The April 24 edition of the CCP’s People’s Daily.

But for China’s avid readers, the prospect of finding fresh and insightful books has grown as dim over the past few years as a cave home in Liangjiahe, the village where the young Xi of legend is said to have studied his Goethe.

Book publishers in China, including the private publishers once seen as an important channel of growth in the industry, have suffered under a thick atmosphere of political wariness as ideological controls have intensified.

The results can now be seen in the numbers. According to a report on the retail book market released in March, there were 25,000 fewer book titles released in China in 2022 than in 2021. This included a drop of 5,000 in the number of new original Chinese titles, and a drop of 20,000 in the number of imported titles in translation.

New titles have dropped substantially as a proportion of China’s book publishing industry during Xi’s decade in power, from more than 20 percent of the total in 2014 to just 13.63 percent in 2022. In 2020, the retail market for books shrank for the first time in decades, and in 2022 contracted even further.

Several Chinese book editors interviewed by the Chinese-language outlet Initium blamed the decline in new titles on the tightening ideological climate. “You cannot say China is bad, and you cannot say that foreign countries are good,” one editor said.

Liu Suli (刘苏里), the founder of All Sages Bookstore (万圣书园) in Beijing, said the publishing industry in China was “already in deep water up to its neck.” Reversing the metaphor, Liu described a worrisome atmosphere of diminishing choice as publishers stopped releasing certain kinds of books altogether. “The pool of knowledge, the pool of ideas, the pool of arts and culture, must be kept at a certain depth,” he said, “so that when people want to dive in, something will be waiting there.”
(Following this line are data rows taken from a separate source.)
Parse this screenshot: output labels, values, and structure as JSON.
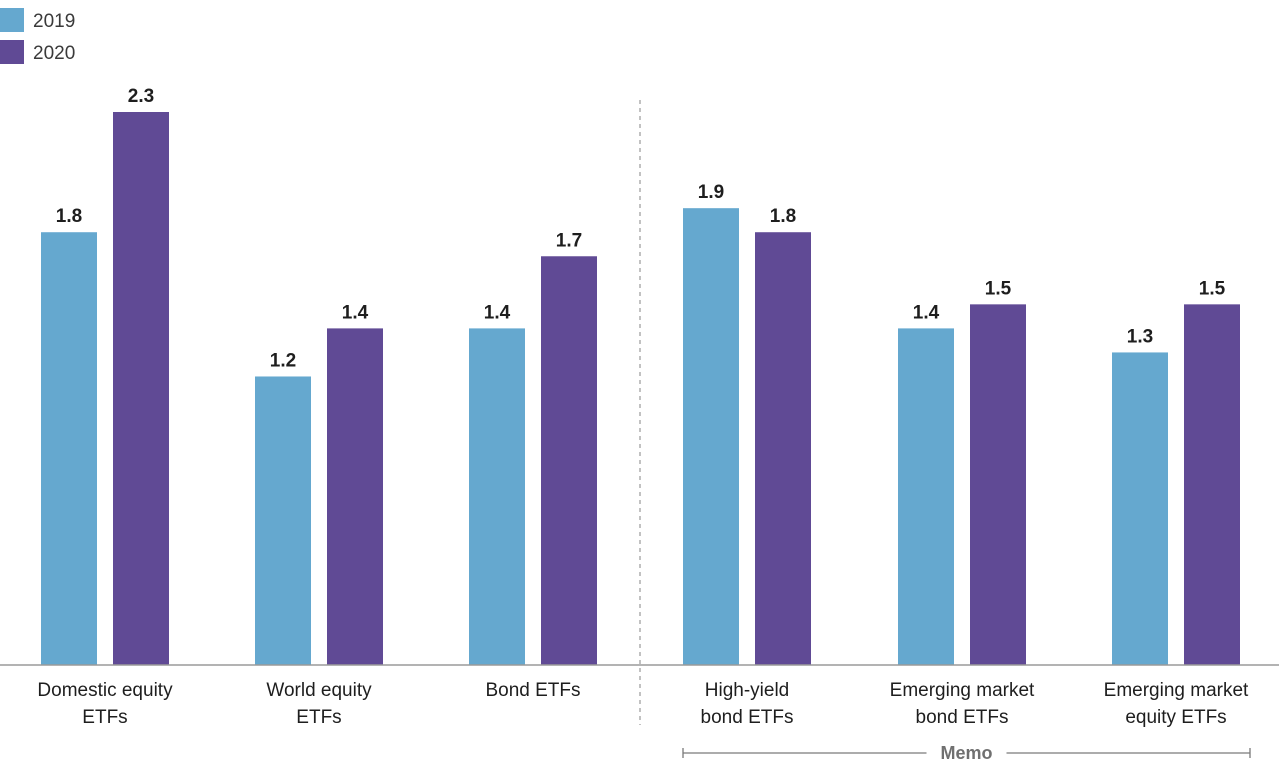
{
  "chart_data": {
    "type": "bar",
    "categories": [
      [
        "Domestic equity",
        "ETFs"
      ],
      [
        "World equity",
        "ETFs"
      ],
      [
        "Bond ETFs"
      ],
      [
        "High-yield",
        "bond ETFs"
      ],
      [
        "Emerging market",
        "bond ETFs"
      ],
      [
        "Emerging market",
        "equity ETFs"
      ]
    ],
    "series": [
      {
        "name": "2019",
        "color": "#65a8cf",
        "values": [
          1.8,
          1.2,
          1.4,
          1.9,
          1.4,
          1.3
        ]
      },
      {
        "name": "2020",
        "color": "#604a95",
        "values": [
          2.3,
          1.4,
          1.7,
          1.8,
          1.5,
          1.5
        ]
      }
    ],
    "ylim": [
      0,
      2.3
    ],
    "legend_position": "top-left",
    "grid": false,
    "separator_after_category": 2,
    "memo": {
      "label": "Memo",
      "covers_categories": [
        3,
        4,
        5
      ]
    }
  }
}
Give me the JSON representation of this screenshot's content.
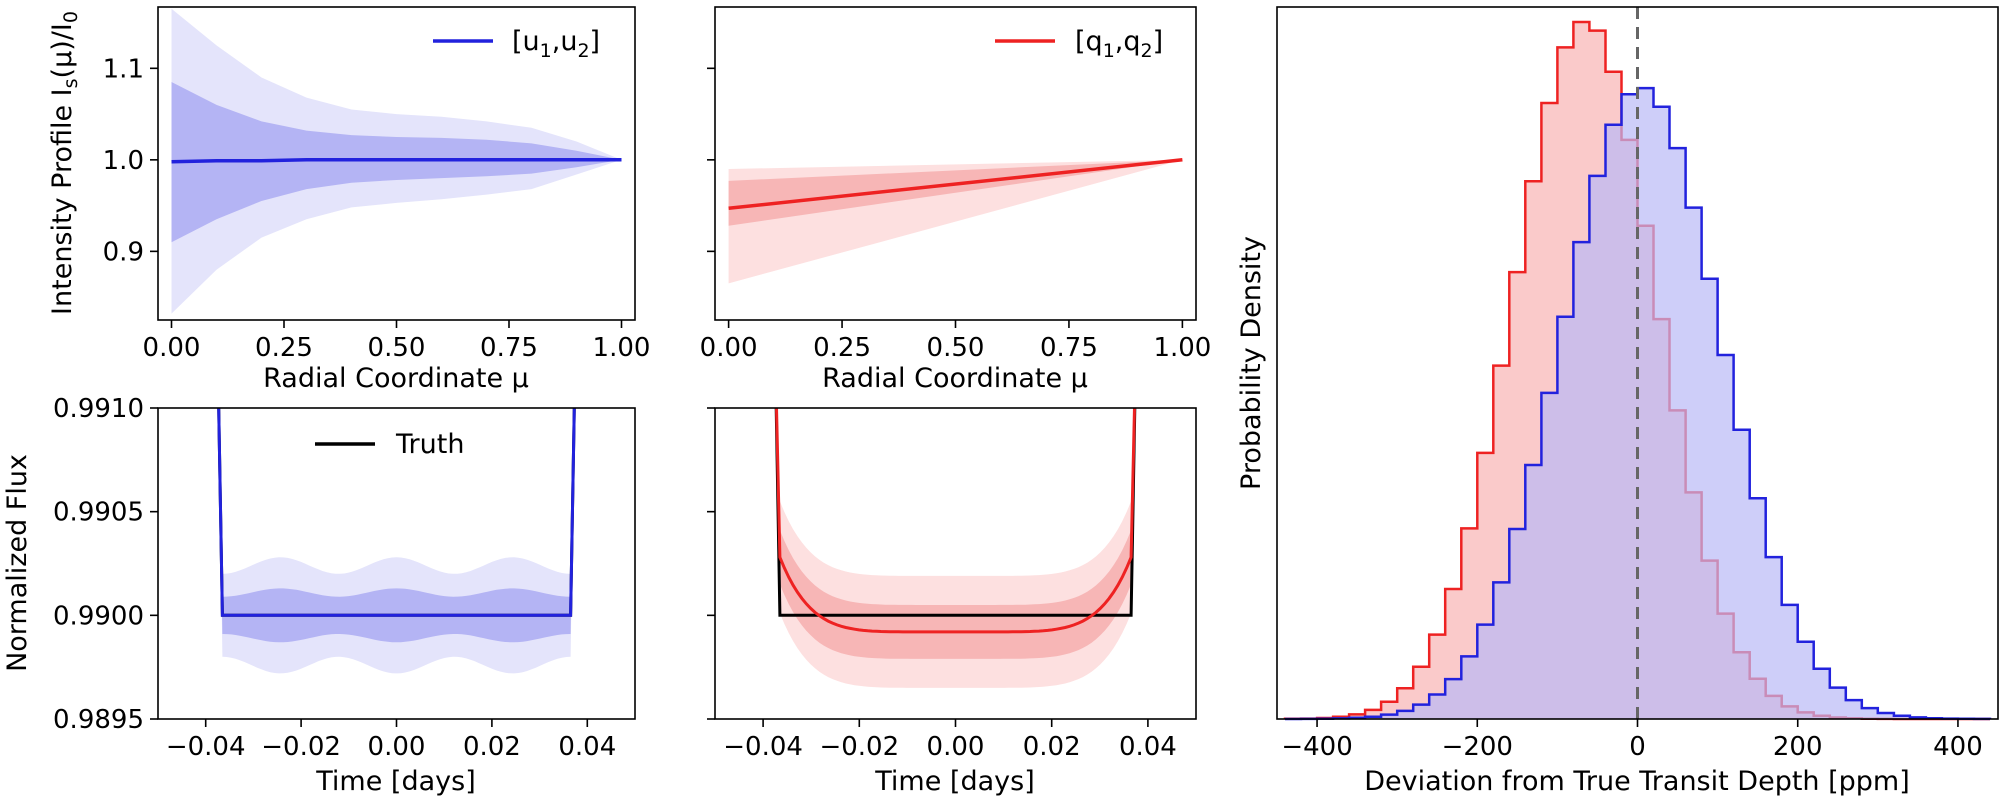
{
  "colors": {
    "blue": "#2222dd",
    "blue_outer": "#e4e4fb",
    "blue_inner": "#b4b4f4",
    "red": "#ee2222",
    "red_outer": "#fde0e0",
    "red_inner": "#f7b6b6",
    "black": "#000000",
    "gray_dash": "#666666"
  },
  "chart_data": [
    {
      "id": "intensity_u",
      "type": "line",
      "ylabel_main": "Intensity Profile I",
      "ylabel_sub": "s",
      "ylabel_paren": "(μ)/I",
      "ylabel_sub2": "0",
      "xlabel": "Radial Coordinate μ",
      "xlim": [
        -0.03,
        1.03
      ],
      "ylim": [
        0.825,
        1.167
      ],
      "xticks": [
        0,
        0.25,
        0.5,
        0.75,
        1.0
      ],
      "xtick_labels": [
        "0.00",
        "0.25",
        "0.50",
        "0.75",
        "1.00"
      ],
      "yticks": [
        0.9,
        1.0,
        1.1
      ],
      "ytick_labels": [
        "0.9",
        "1.0",
        "1.1"
      ],
      "legend": {
        "main": "[u",
        "sub1": "1",
        "mid": ",u",
        "sub2": "2",
        "end": "]",
        "color": "blue",
        "loc": "top-right"
      },
      "x": [
        0,
        0.1,
        0.2,
        0.3,
        0.4,
        0.5,
        0.6,
        0.7,
        0.8,
        0.9,
        1.0
      ],
      "median": [
        0.998,
        0.999,
        0.999,
        1.0,
        1.0,
        1.0,
        1.0,
        1.0,
        1.0,
        1.0,
        1.0
      ],
      "inner_lo": [
        0.91,
        0.935,
        0.955,
        0.968,
        0.975,
        0.978,
        0.98,
        0.982,
        0.985,
        0.992,
        1.0
      ],
      "inner_hi": [
        1.085,
        1.06,
        1.042,
        1.032,
        1.027,
        1.025,
        1.024,
        1.022,
        1.018,
        1.01,
        1.0
      ],
      "outer_lo": [
        0.832,
        0.88,
        0.915,
        0.935,
        0.948,
        0.953,
        0.957,
        0.962,
        0.968,
        0.984,
        1.0
      ],
      "outer_hi": [
        1.165,
        1.125,
        1.09,
        1.068,
        1.055,
        1.05,
        1.047,
        1.042,
        1.035,
        1.02,
        1.0
      ],
      "color": "blue",
      "inner_color": "blue_inner",
      "outer_color": "blue_outer"
    },
    {
      "id": "intensity_q",
      "type": "line",
      "xlabel": "Radial Coordinate μ",
      "xlim": [
        -0.03,
        1.03
      ],
      "ylim": [
        0.825,
        1.167
      ],
      "xticks": [
        0,
        0.25,
        0.5,
        0.75,
        1.0
      ],
      "xtick_labels": [
        "0.00",
        "0.25",
        "0.50",
        "0.75",
        "1.00"
      ],
      "yticks": [
        0.9,
        1.0,
        1.1
      ],
      "legend": {
        "main": "[q",
        "sub1": "1",
        "mid": ",q",
        "sub2": "2",
        "end": "]",
        "color": "red",
        "loc": "top-right"
      },
      "x": [
        0,
        1.0
      ],
      "median": [
        0.947,
        1.0
      ],
      "inner_lo": [
        0.928,
        1.0
      ],
      "inner_hi": [
        0.977,
        1.0
      ],
      "outer_lo": [
        0.865,
        1.0
      ],
      "outer_hi": [
        0.99,
        1.0
      ],
      "color": "red",
      "inner_color": "red_inner",
      "outer_color": "red_outer"
    },
    {
      "id": "lightcurve_u",
      "type": "line",
      "ylabel": "Normalized Flux",
      "xlabel": "Time [days]",
      "xlim": [
        -0.05,
        0.05
      ],
      "ylim": [
        0.9895,
        0.991
      ],
      "xticks": [
        -0.04,
        -0.02,
        0.0,
        0.02,
        0.04
      ],
      "xtick_labels": [
        "−0.04",
        "−0.02",
        "0.00",
        "0.02",
        "0.04"
      ],
      "yticks": [
        0.9895,
        0.99,
        0.9905,
        0.991
      ],
      "ytick_labels": [
        "0.9895",
        "0.9900",
        "0.9905",
        "0.9910"
      ],
      "legend": {
        "text": "Truth",
        "color": "black",
        "loc": "upper-center"
      },
      "depth": 0.99,
      "t_ingress": 0.0365,
      "t_edge": 0.0375,
      "inner_halfwidth": 0.00011,
      "outer_halfwidth": 0.00024,
      "wobble": 4e-05,
      "color": "blue",
      "inner_color": "blue_inner",
      "outer_color": "blue_outer"
    },
    {
      "id": "lightcurve_q",
      "type": "line",
      "xlabel": "Time [days]",
      "xlim": [
        -0.05,
        0.05
      ],
      "ylim": [
        0.9895,
        0.991
      ],
      "xticks": [
        -0.04,
        -0.02,
        0.0,
        0.02,
        0.04
      ],
      "xtick_labels": [
        "−0.04",
        "−0.02",
        "0.00",
        "0.02",
        "0.04"
      ],
      "yticks": [
        0.9895,
        0.99,
        0.9905,
        0.991
      ],
      "depth": 0.99,
      "median_center": 0.98992,
      "t_ingress": 0.0365,
      "t_edge": 0.0375,
      "inner_halfwidth": 0.00013,
      "outer_halfwidth": 0.00027,
      "color": "red",
      "inner_color": "red_inner",
      "outer_color": "red_outer"
    },
    {
      "id": "depth_hist",
      "type": "bar",
      "ylabel": "Probability Density",
      "xlabel": "Deviation from True Transit Depth [ppm]",
      "xlim": [
        -450,
        450
      ],
      "ylim": [
        0,
        1.02
      ],
      "xticks": [
        -400,
        -200,
        0,
        200,
        400
      ],
      "xtick_labels": [
        "−400",
        "−200",
        "0",
        "200",
        "400"
      ],
      "bin_width": 20,
      "series": [
        {
          "name": "[u1,u2]",
          "color": "blue",
          "mean": 5,
          "sigma": 100,
          "peak": 0.905
        },
        {
          "name": "[q1,q2]",
          "color": "red",
          "mean": -65,
          "sigma": 90,
          "peak": 1.0
        }
      ],
      "vline_x": 0
    }
  ]
}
“You cannot say China is bad, and you cannot say that foreign countries are good.”

A second book editor at a well-known publishing company cited as evidence of the dire state of the market the complete lack of reflections in published works in China on the pandemic that has dominated life over the past three years. “There certainly could be public expressions from Chinese intellectuals about the pandemic, but they have been denied the power of the narrative,” said the editor.
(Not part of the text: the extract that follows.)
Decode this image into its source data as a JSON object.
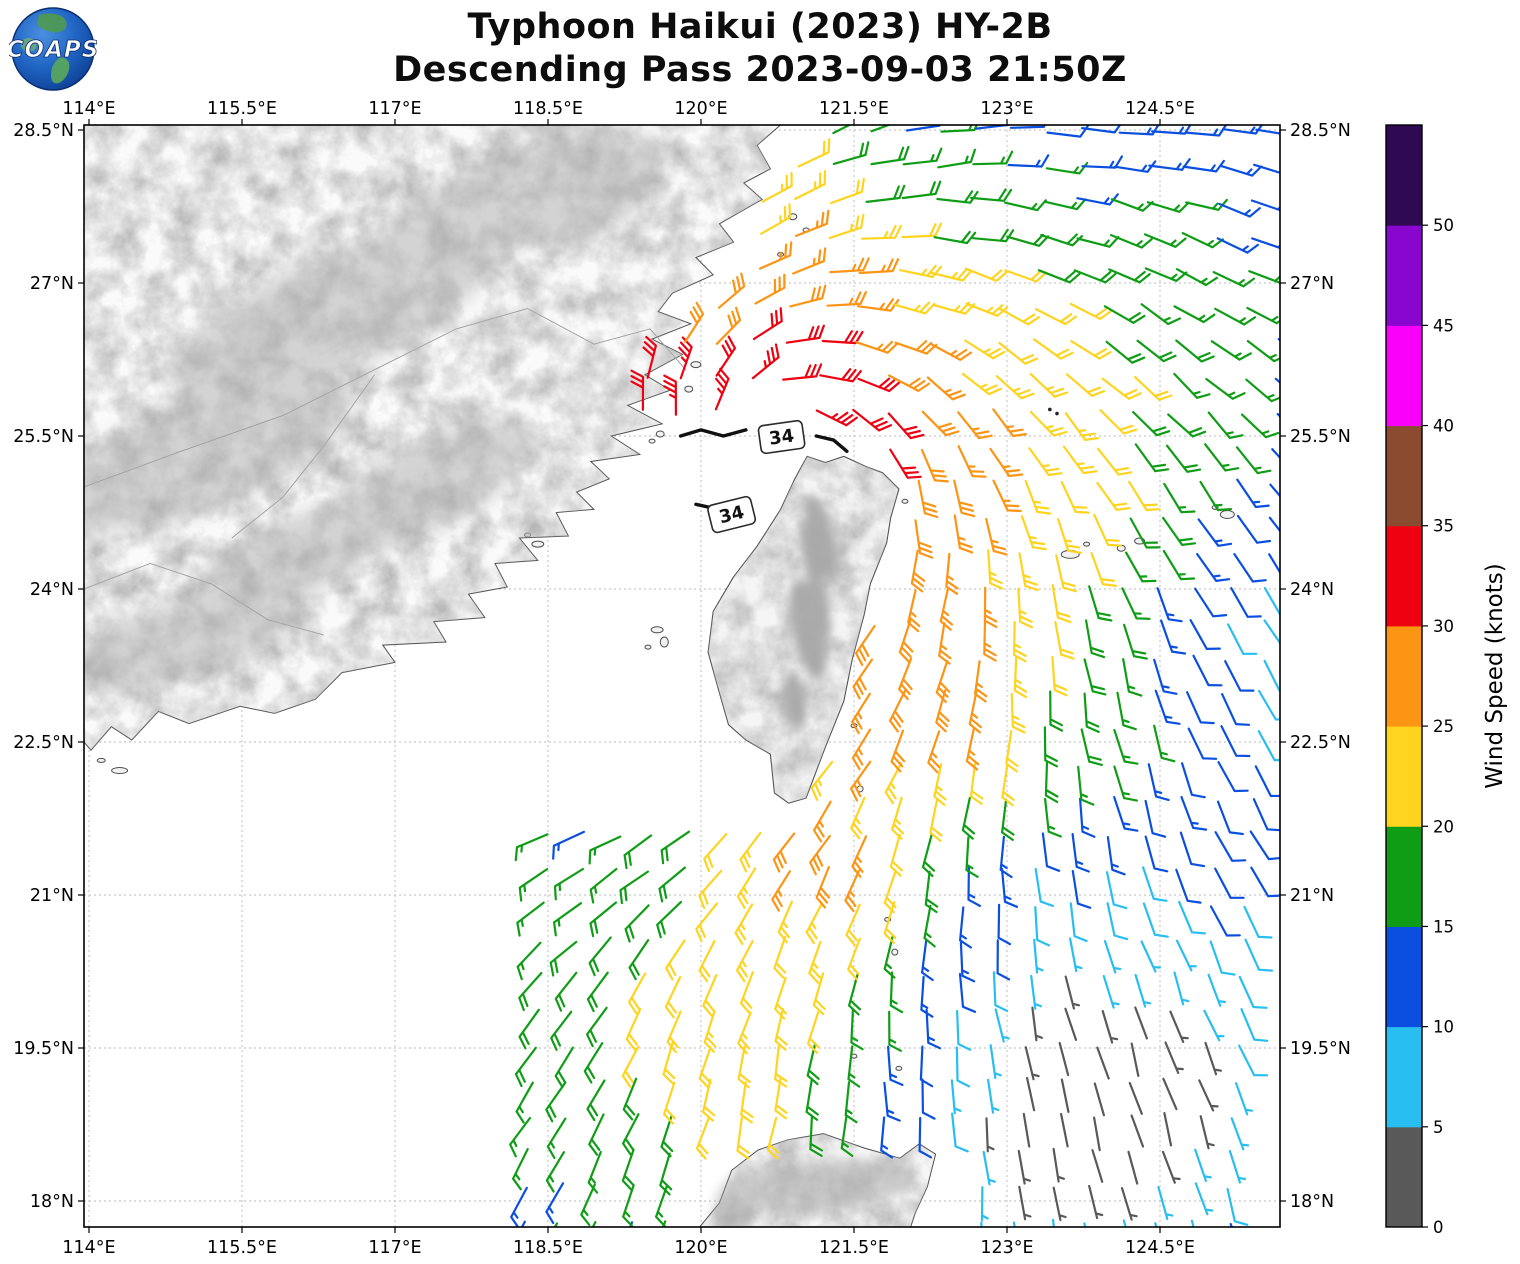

Liu Suli, the founder of All Sages Bookstore in Beijing. Image by Isaac Mao, available at Flickr.com under CC license.

Generally speaking, there are a range of topics in China that are absolute no-go areas for private publishers, left to the trusted hands of state-owned groups seen as more attuned to the priorities of the leadership. These include contemporary history (for example, of the Xi era), the history of the CCP (which must be cleave to the official line), biographies of state leaders (which can touch on sensitive connections and interests), and ethnic issues (seen as potentially divisive).

Further stipulations from the National Press and Publication Administration (NPPA), which regulates and supervises the publishing and printing industries, specify that publishers must avoid topics broadly related to national security and social stability, which can cut a wide path, as well as major events in PRC history, and topics related to the special administrative regions of Hong Kong and Macau.
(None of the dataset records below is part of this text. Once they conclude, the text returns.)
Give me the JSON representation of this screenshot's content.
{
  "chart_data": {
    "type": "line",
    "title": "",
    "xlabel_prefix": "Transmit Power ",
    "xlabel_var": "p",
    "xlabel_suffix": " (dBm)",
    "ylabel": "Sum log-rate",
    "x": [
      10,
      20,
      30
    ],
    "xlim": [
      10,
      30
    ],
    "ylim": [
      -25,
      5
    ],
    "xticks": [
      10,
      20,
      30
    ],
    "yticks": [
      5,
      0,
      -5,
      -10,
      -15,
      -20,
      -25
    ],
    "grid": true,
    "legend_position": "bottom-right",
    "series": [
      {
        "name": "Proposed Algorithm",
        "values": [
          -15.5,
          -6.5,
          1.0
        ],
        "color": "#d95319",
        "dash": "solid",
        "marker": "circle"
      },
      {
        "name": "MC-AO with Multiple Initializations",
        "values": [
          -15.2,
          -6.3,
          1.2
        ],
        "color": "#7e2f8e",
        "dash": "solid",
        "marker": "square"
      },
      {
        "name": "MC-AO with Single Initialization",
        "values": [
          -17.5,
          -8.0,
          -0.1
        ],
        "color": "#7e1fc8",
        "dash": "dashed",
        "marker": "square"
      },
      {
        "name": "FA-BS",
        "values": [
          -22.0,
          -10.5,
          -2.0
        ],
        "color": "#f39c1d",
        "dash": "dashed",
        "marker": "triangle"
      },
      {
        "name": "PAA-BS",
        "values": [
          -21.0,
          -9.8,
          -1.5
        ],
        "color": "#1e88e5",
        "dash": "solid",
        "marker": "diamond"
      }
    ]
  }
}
But invisible and unspoken restrictions on book publishing have perhaps cut even more deeply. One veteran Chinese book editor told Initium that informal prohibitions in a general climate of fear were expanding the circle of constraint. “No one tells you exactly what the band of the publishable is,” he said. “Instead, you are simply told in a ‘single chop’ fashion not to publish any sensitive material whatsoever.”

The editor had planned a series of books dealing with Nazi Germany, but these were subjected to layer upon layer of censorship until publication became impossible. “The reason for not publishing them was never explained to me, and my impression was that this was an ad hoc decision on the part of the censors,” he said. “Sometimes publishing a book is really a matter of luck.”

Books dealing with the former Soviet Union and Eastern European countries have also become difficult to publish in China — a situation that would have been unthinkable 10 years ago. Even as Russia’s invasion of Ukraine roils the world and China’s take on the region is in the spotlight, publishers and readers interested in this topic — like so many others — are simply out of luck.